Of the things we do have, oil has become harder because of all the places we've decided we "can't" drill.  Natural gas could be a better alternative, but again, it's a fight against the enviro-douches and the NIMBY brigades (the latter also don't like wind turbines).  And then there's nuclear.  Clean as hell, but no one is building anything (thanks, e-douches, NIMBYs, and the red tape brigades).  Oh well, maybe we can go back to horses, and make fuel out of the horseshit too.

In the end, energy independence and this clean energy pipe dream bullshit are mutually exclusive.  And it will be paid for by taxes on top of taxes.  AND WHY ARE WE WORRIED ABOUT YOUR FUCKING AGENDA WHEN THERE'S A MESS TO CLAN UP?!?!  I shouldn't even have to have written these last three paragraphs.  

*banging head against wall, then going to bed*

(Wow, it's 2:15.  Sleep good.)

4 comments:

Satyavati devi dasi said...

And then there's nuclear.

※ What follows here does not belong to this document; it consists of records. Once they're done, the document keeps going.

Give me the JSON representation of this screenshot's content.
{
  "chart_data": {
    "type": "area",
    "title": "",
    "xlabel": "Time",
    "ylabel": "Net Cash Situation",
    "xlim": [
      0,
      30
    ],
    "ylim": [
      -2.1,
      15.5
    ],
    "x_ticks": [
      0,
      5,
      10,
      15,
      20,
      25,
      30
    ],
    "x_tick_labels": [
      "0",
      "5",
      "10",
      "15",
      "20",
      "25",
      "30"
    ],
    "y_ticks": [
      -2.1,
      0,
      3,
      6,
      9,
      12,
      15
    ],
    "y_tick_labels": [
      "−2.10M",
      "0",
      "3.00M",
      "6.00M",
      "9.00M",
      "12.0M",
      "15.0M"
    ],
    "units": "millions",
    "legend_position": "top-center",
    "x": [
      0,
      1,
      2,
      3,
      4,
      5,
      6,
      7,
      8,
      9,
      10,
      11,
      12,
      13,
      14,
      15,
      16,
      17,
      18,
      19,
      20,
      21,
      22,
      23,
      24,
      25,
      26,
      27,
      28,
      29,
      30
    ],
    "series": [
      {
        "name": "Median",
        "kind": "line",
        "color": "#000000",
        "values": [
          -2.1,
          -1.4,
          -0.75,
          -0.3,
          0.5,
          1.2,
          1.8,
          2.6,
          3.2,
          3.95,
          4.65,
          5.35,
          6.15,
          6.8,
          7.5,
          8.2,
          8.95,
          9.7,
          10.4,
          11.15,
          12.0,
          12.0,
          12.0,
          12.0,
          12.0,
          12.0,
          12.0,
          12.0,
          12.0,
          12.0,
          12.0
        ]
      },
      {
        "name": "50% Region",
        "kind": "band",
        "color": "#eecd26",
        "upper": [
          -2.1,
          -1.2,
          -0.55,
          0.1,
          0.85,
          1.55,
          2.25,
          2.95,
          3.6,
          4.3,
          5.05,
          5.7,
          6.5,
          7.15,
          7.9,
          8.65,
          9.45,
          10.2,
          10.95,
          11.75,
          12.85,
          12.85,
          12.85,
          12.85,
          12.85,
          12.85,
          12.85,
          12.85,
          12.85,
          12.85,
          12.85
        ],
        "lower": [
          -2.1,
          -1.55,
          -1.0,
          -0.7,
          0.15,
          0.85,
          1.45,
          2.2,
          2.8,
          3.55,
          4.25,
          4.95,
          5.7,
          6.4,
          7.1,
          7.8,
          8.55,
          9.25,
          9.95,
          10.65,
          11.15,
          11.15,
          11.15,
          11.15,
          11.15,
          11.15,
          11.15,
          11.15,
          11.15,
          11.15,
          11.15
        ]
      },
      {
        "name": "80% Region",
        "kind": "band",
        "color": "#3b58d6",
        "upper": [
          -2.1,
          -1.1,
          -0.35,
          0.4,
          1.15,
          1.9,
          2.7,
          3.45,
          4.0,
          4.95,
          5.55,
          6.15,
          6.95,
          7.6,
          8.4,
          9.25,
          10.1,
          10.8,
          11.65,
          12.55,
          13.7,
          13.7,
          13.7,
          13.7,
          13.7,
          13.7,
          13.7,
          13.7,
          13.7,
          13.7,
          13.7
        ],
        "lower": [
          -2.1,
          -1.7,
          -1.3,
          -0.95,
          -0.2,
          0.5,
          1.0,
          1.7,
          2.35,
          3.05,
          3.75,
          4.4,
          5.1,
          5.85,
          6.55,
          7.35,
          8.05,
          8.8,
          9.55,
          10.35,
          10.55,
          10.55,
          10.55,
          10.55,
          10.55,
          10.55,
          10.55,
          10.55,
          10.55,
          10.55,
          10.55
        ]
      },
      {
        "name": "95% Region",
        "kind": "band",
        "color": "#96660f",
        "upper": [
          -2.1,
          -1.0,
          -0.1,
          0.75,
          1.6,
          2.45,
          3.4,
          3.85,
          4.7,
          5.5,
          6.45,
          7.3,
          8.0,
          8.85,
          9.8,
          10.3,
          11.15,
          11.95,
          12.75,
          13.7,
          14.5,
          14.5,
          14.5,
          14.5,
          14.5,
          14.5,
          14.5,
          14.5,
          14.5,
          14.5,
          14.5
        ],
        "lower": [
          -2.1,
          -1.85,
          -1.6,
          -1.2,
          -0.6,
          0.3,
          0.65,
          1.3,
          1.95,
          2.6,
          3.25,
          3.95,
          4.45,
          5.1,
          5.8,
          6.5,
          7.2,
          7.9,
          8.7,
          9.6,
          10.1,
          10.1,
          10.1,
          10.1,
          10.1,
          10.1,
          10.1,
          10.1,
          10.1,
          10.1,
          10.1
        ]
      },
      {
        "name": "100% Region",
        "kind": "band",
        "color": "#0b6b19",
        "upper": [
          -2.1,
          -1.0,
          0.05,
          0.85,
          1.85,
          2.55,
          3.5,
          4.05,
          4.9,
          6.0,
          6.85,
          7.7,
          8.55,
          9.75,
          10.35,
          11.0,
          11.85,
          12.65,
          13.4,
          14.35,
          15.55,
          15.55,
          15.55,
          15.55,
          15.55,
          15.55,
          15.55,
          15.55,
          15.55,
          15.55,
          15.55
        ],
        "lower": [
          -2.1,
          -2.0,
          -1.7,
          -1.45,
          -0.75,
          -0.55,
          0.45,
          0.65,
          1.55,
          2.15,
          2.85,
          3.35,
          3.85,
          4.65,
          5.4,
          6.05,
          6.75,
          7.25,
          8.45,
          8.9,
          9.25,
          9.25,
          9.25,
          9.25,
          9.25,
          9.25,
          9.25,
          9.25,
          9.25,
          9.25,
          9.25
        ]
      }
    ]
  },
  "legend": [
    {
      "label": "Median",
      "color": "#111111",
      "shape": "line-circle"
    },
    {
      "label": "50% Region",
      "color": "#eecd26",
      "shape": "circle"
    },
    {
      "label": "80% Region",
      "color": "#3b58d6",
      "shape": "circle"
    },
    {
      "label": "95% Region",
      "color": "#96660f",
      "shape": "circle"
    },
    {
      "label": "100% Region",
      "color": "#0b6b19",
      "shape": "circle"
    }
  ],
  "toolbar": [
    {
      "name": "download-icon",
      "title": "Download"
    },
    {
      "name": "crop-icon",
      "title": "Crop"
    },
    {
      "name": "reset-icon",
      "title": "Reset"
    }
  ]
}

Clean as hell,

...let's check with them folks in PA about that, and how bout the good people of Chernobyl?

In the end, energy independence and this clean energy pipe dream bullshit are mutually exclusive.

That's defeatist. It's an attitude that promotes indifference and apathy. It's a whole lot of bullshit.

I feel like crap. Don't piss me off today.

Shaw Kenawe said...

Dear Patrick,

How's your head?

Patrick M said...

Saty: Yes, nuclear is clean as hell. And safe as hell. We've had one small accident 30 years prior. And that didn't do that much damage. We all know why Chernobyl blew.

Compare that with what coal does. No question which one is safer.

As

And yes, energy independence and this clean energy pipe dream bullshit are mutually exclusive.

It's not that we won't come up with a clean energy source. It's that no one has yet, which means we are probably decades from being able to implement it. Trying to force us that direction before we can is the fastest way to gimp the whole damned economy (which will make us more dependent on foreign everything).

And the fact that the AKOTUS is busy using a disaster to push this shit is reprehensible at best.


Shaw: Full of unwritten wisdom.

dmarks said...

"And then there's nuclear. Clean as hell"

OK, lets put THIS claim to the test. OK, would you honestly rather sleep with a bucket of plutonium under your bed, or a bucket of coal dust?